La corruption dans la police et l’appareil judiciaire Dans de nombreux pays, il est possible d’exercer une influence sur les échelons intermédiaire et inférieur des structures chargées de faire appliquer la loi afin de se soustraire à une enquête ou à un contrôle ou de freiner le procès ou l’instruction en cours. Cette influence peut profiter à la criminalité organisée aussi bien qu’au terrorisme. Dans la sphère de la justice, les juges et les procureurs peuvent être corrompus par des groupes criminels organisés et des terroristes qui sont susceptibles de mettre en œuvre des réseaux de corruption préexistants dans le cadre de l’appareil judiciaire, de façon à échapper à la détention provisoire et à faire obstruction à la justice3.

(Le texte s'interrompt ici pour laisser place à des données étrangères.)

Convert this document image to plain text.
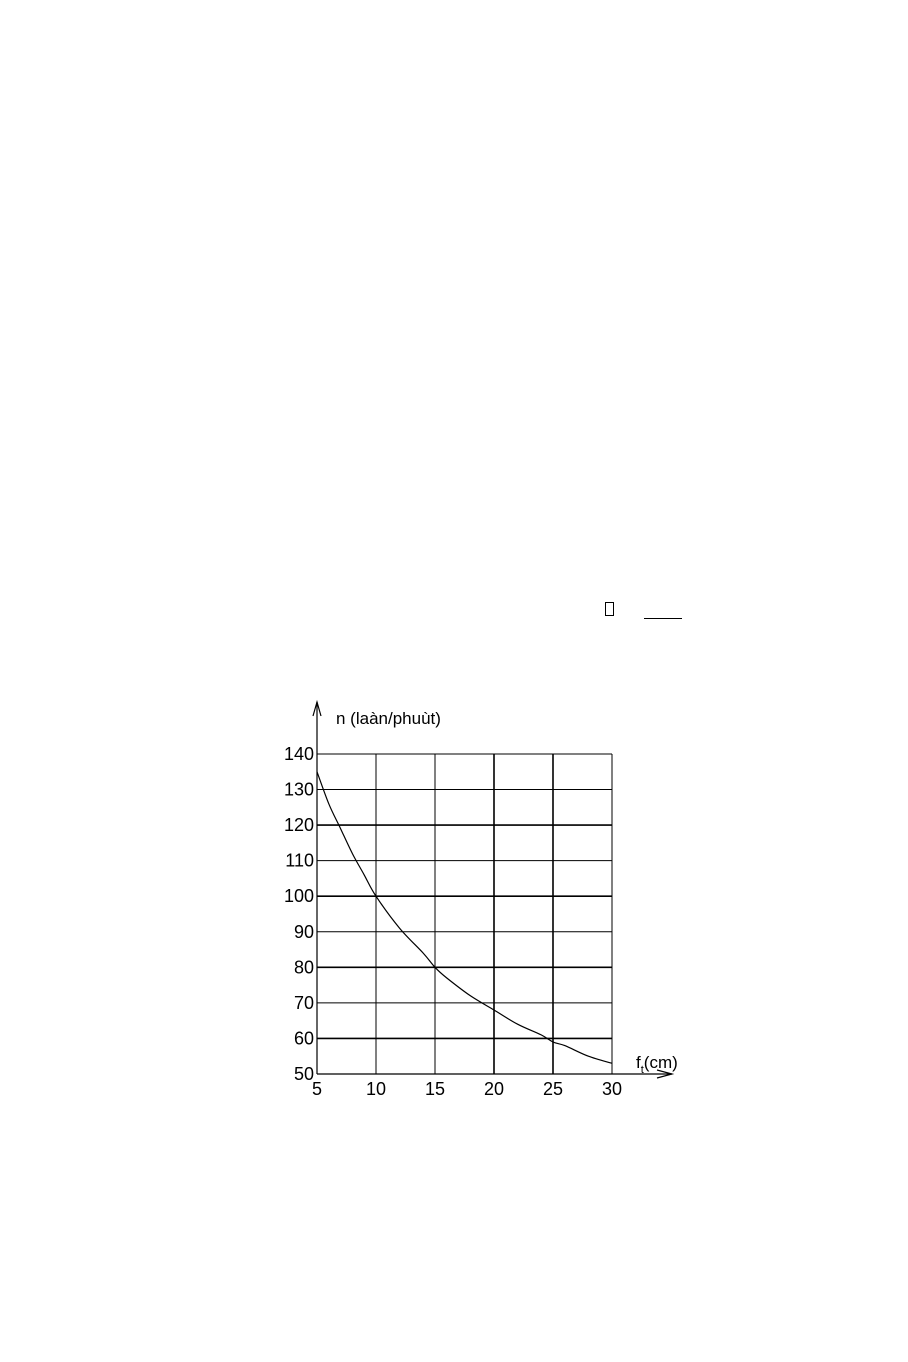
50
60
70
80
90
100
110
120
130
140
5 10 15 20 25 30
n (laàn/phuùt)
$f_t(cm)$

La corruption favorise le terrorisme Les groupes terroristes peuvent s’employer à obtenir des fonds en commettant des crimes par nécessité financière ou parce que les bénéfices potentiels associés à ces activités criminelles sont trop tentants pour être négligés. Les terroristes peuvent aussi être impliqués dans certaines formes d’activité criminelle non seulement car il s’agit d’une source de financement mais aussi parce qu’elles répondent à des besoins logistiques dans la perspective d’attentats. Ils sont susceptibles de recourir à des méthodes qui leur permettent de voyager en évitant d’être repérés, notamment la modification et la contrefaçon de passeports et de visas. La corruption est la « technologie habilitante » qui rend de nombreux crimes terroristes possibles. Par exemple, deux des pirates aériens ayant participé aux événements du 11 septembre sont soupçonnés de s’être procuré auprès d’une antenne du Département des véhicules automobiles de l’État de Virginie des permis de conduire frauduleux, qu’ils ont utilisés comme pièces d’identité pour embarquer sur le vol. La même antenne avait également vendu des permis à des immigrés clandestins en échange de potsde-vin4. Dans le cas des attentats à la bombe commis à Bangkok en août 2015, des médias ont indiqué que l’un

des suspects avait versé un pot-de-vin pour entrer sur le territoire thaïlandais5. En outre, les terroristes doivent souvent corrompre le personnel des aéroports afin que leurs bombes et leurs armes puissent franchir les dispositifs de sécurité, comme ils semblent l’avoir fait, par exemple, dans le cas de l’attentat à la bombe perpétré en 2004 sur l’aéroport de Moscou-Domodedovo6. La corruption d’agents de contrôles aux frontières permet aux terroristes de voyager clandestinement et d’accéder à leurs cibles ou d’introduire des armes en contrebande. Pour faire passer des armes aux frontières, les contrebandiers peuvent mentir sur la quantité d’armes transférées, utiliser des faux documents et dissimuler ces armes aux autorités. Obtenir de faux documents suppose généralement de corrompre des agents de contrôles aux frontières, qui restent très vulnérables7. Certains experts s’inquiètent par ailleurs du fait que la corruption accroît le risque que des terroristes entrent en possession de matières nucléaires. Il est très improbable que des terroristes parviennent à construire, dérober ou acheter une bombe atomique, mais ils peuvent tenter d’utiliser des engins moins sophistiqués, et par exemple libérer des matières radioactives provenant d’une usine de retraitement ou du déclassement d’armes sous la forme d’une « bombe sale ». En ce qui concerne la contrebande transnationale de composants nucléaires, la corruption est là encore le principal instrument dont se servent les criminels pour solliciter l’aide d’agents publics. Selon Louise Shelley, Directrice du Centre d’étude de la criminalité et de la corruption transnationales de l’université George Mason (Virginie), « la plus grande menace qui pèse sur la sécurité nucléaire depuis la chute de l’Union soviétique ne réside plus dans la vente par des scientifiques insuffisamment rémunérés de leurs compétences au plus offrant. Les liens qui unissent les agents publics corrompus ayant accès aux matières nucléaires aux groupes criminels qui contrôlent déjà les réseaux d’acheminement des marchandises illicites et aux groupes terroristes qui veulent acquérir des matières nucléaires représentent aujourd’hui un danger bien supérieur »8. C’est en cela que la corruption compromet la paix et la stabilité dans le monde.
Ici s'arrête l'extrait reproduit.